The ADA_48_PRO pool was originally the RTX 6000 Ada Generation (compute capability 8.9). RunPod has been adding the newer RTX PRO 6000 Blackwell cards (compute capability 12.0) to the same pool, and the names are nearly identical — NVIDIA labels both as “RTX 6000” family cards. The bundled xformers / flash-attn in the current worker image has dedicated kernels for Ampere (8.0-8.6), Ada (8.9), and Hopper (9.0), but no Blackwell (12.0) code path yet. When run on a Blackwell card, xformers misroutes to the Hopper kernel and crashes during VLM model init:

CUDA error (...flash-attention/hopper/flash_fwd_launch_template.h:188): invalid argument

That’s why the template’s default gpuIds list excludes ADA_48_PRO. If you need a 48 GB Ada-or-newer card and are happy to use only the pipeline backend (which doesn’t touch xformers / flash-attn), you can add it back to your endpoint’s pool list manually — but the VLM backend will fail on the Blackwell variant until the worker image bumps xformers / vllm to versions that ship a Blackwell kernel.

Cost implications

GPU pricing on RunPod varies by pool, availability, and whether you’re on spot vs on-demand.
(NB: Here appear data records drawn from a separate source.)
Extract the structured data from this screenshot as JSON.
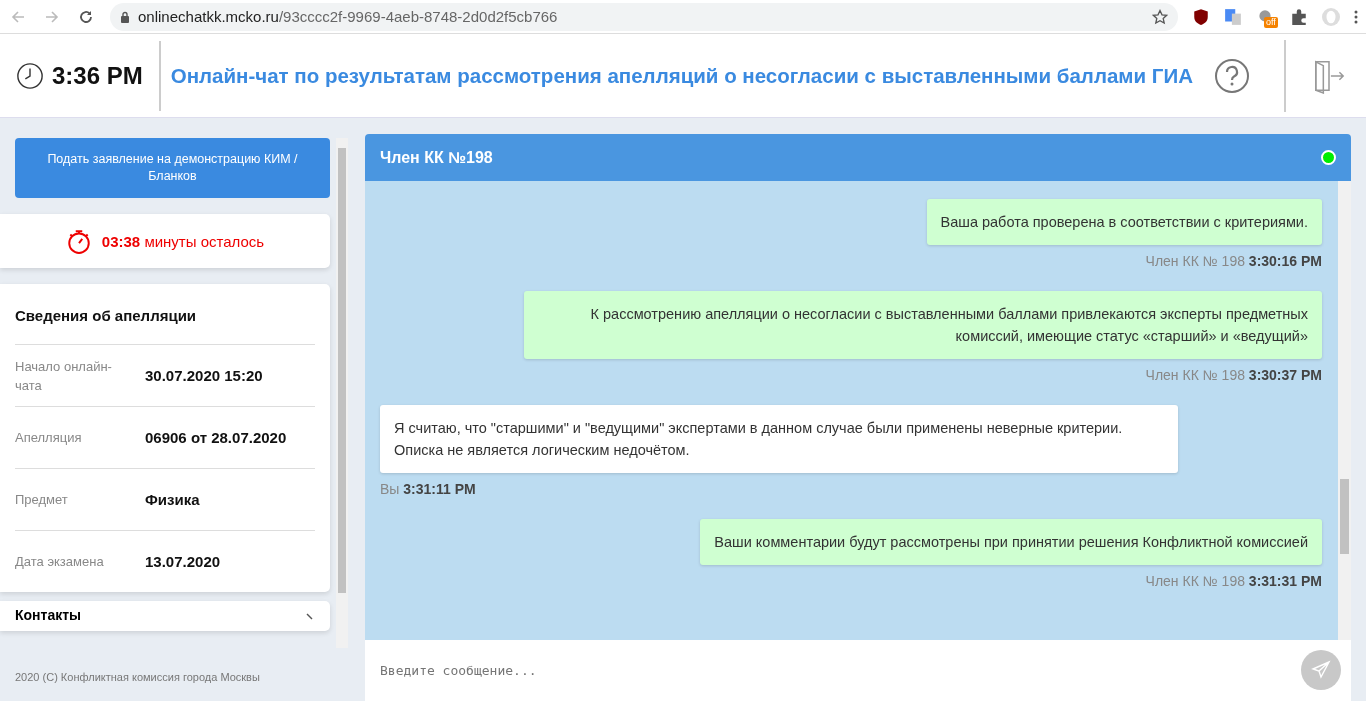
{
  "browser": {
    "url_host": "onlinechatkk.mcko.ru",
    "url_path": "/93cccc2f-9969-4aeb-8748-2d0d2f5cb766",
    "extension_badge": "off"
  },
  "header": {
    "time": "3:36 PM",
    "title": "Онлайн-чат по результатам рассмотрения апелляций о несогласии с выставленными баллами ГИА"
  },
  "sidebar": {
    "demo_button": "Подать заявление на демонстрацию КИМ / Бланков",
    "timer": {
      "time": "03:38",
      "label": "минуты осталось"
    },
    "info": {
      "title": "Сведения об апелляции",
      "rows": [
        {
          "label": "Начало онлайн-чата",
          "value": "30.07.2020 15:20"
        },
        {
          "label": "Апелляция",
          "value": "06906 от 28.07.2020"
        },
        {
          "label": "Предмет",
          "value": "Физика"
        },
        {
          "label": "Дата экзамена",
          "value": "13.07.2020"
        }
      ]
    },
    "contacts": "Контакты",
    "footer": "2020 (С) Конфликтная комиссия города Москвы"
  },
  "chat": {
    "title": "Член КК №198",
    "status_dot": {
      "color": "#00ee00"
    },
    "messages": [
      {
        "kind": "incoming",
        "text": "Ваша работа проверена в соответствии с критериями.",
        "author": "Член КК № 198",
        "time": "3:30:16 PM"
      },
      {
        "kind": "incoming",
        "text": "К рассмотрению апелляции о несогласии с выставленными баллами привлекаются эксперты предметных комиссий, имеющие статус «старший» и «ведущий»",
        "author": "Член КК № 198",
        "time": "3:30:37 PM"
      },
      {
        "kind": "outgoing",
        "text": "Я считаю, что \"старшими\" и \"ведущими\" экспертами в данном случае были применены неверные критерии. Описка не является логическим недочётом.",
        "author": "Вы",
        "time": "3:31:11 PM"
      },
      {
        "kind": "incoming",
        "text": "Ваши комментарии будут рассмотрены при принятии решения Конфликтной комиссией",
        "author": "Член КК № 198",
        "time": "3:31:31 PM"
      }
    ],
    "input_placeholder": "Введите сообщение..."
  }
}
Indicative serverless Flex rates we’ve seen (subject to change — confirm at RunPod’s pricing page):

Pool	$/hr	Per-page wall time (warm VLM, dense content)	Per-page cost
`ADA_24` (RTX 4090, default)	~$1.10	~1–6 s	lowest
`AMPERE_24` (A5000 / 3090)	~$0.69	~1–10 s	~1.5–2× higher than ADA_24 despite cheaper hourly — speed gap dominates
`AMPERE_48` (A6000)	~$0.79	similar to A5000	only worth it when 24 GB OOMs
`AMPERE_80` (A100 80 GB)	~$1.89	~0.5 s upstream	sustained throughput only; otherwise per-page cost is higher than ADA_24

Why ADA_24 wins on $/page despite the higher hourly: the 4090’s compute speed-up (~2–4× faster per page than A5000) outpaces its ~1.6× hourly premium. The math only flips when a workload sits on a single warm worker for very long stretches and the per-page advantage saturates.

When to revisit this

Watch your worker logs after deploy. The signals that mean you should bump up:

CUDA out of memory errors → bump to next VRAM tier
vLLM warning about KV cache eviction → larger pool or reduce concurrency
Per-page wall time spiking → check nvidia-smi; if at 100% memory but low utilisation, you’re memory-bound

Conversely, if your worker logs show consistent low VRAM usage (~6–8 GB peak) on a 48 GB pool, you’re paying for headroom you don’t need. Drop to 24 GB.